OKLAHOMA CITY - Voters heading to the polls for early voting in next week's Oklahoma Primary Election may need to take note of some of the changes to voting laws in the state.

Voters need their voter ID card or a government issued, state drivers license or ID. The election office says you'd be surprised how many people don't realize their driver's licenses are expired until they forget their voter ID card.

"Simple, fast, easy." Stephanie Germany summed up her voting experience Monday.

Early voting is easy if you're prepared. Germany and her husband, Anthony, were in and out in under 15 minutes.

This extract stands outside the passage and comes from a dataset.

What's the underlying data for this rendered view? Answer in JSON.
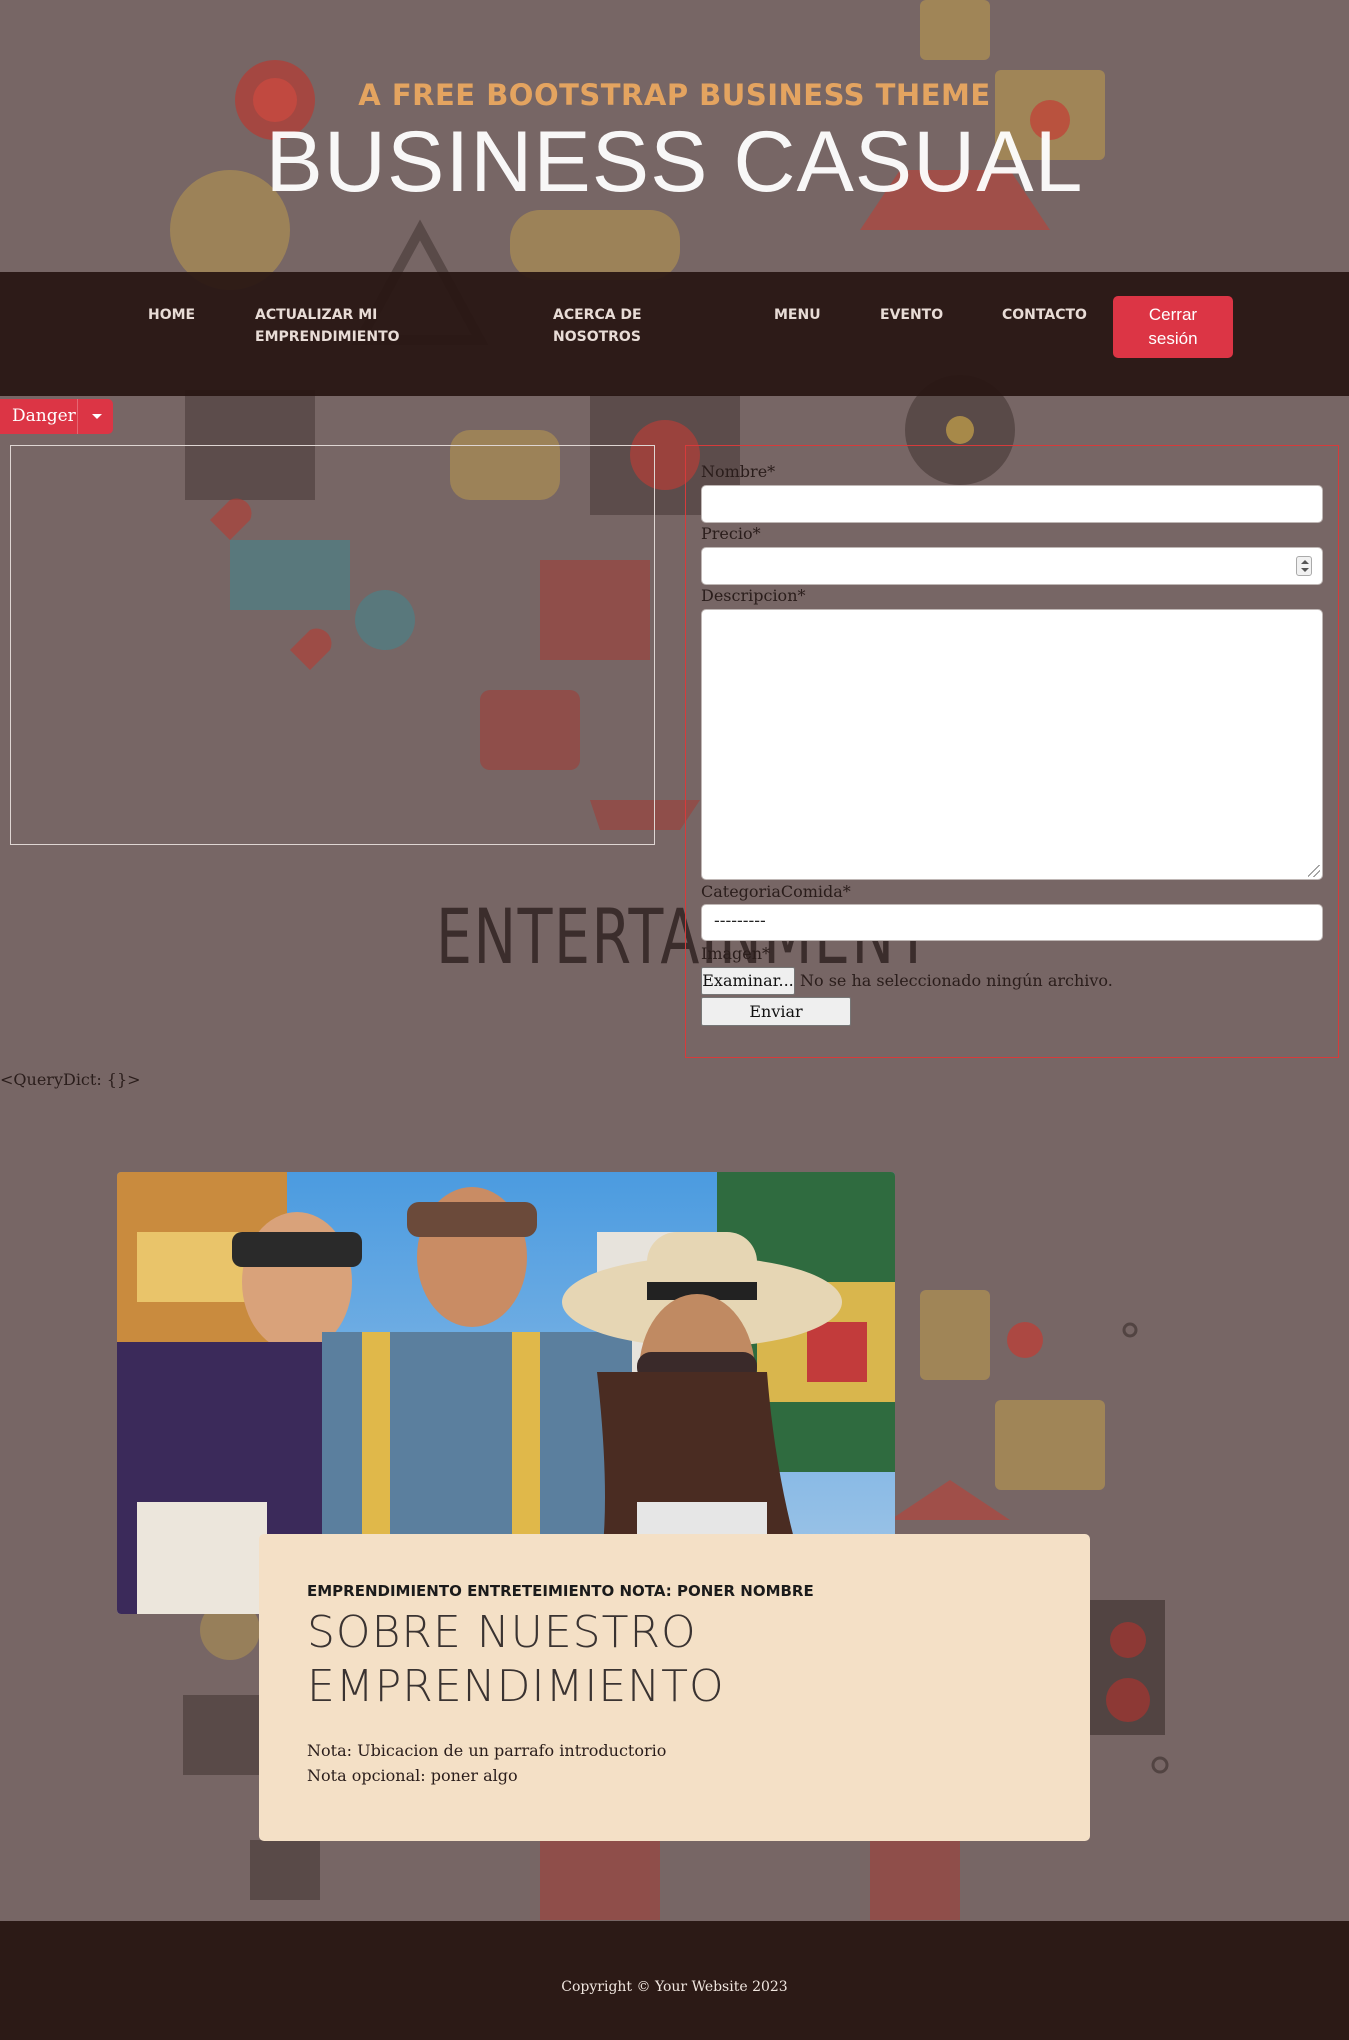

"Just show up, you'll fill out a simple form, name date of birth," said Oklahoma County Election Secretary, Doug Sanderson. "Show us your ID and it's as simple as that."

But Sanderson says it may not be this easy on Tuesday.

"They may be lost on election day," Sanderson said.

That's because Oklahoma County sent out 382,000 new voter ID cards, telling those already registered, their polling site has changed. Sanderson says the redistricting must happen every 10 years because of the U.S. census.

"We've gotten back 70,000 undeliverable," said Sanderson.

A simple call ahead to the election office and an expiration date check on your photo ID will save voters from any hiccups on Super Tuesday.

"Get out and vote, go out and vote," Lt. Governor Todd Lamb said Friday after casting his vote.

Every time a vote is cast the machines keep tally. Around 400 Oklahoma County voters took advantage of early voting Friday. The ballot you fill out won't go into a machine, but will be a provisional one. Oklahoma County says all provisional ballots will be counted in the total votes, after each ballot is verified and the voter who filled it out is checked out.

The Oklahoma County Election Board is open for early voters on Saturday from 8 a.m. to 1 p.m. or Monday from 8 a.m. to 6 p.m. Voting takes place the day of on Tuesday, 7 a.m. to 7 p.m.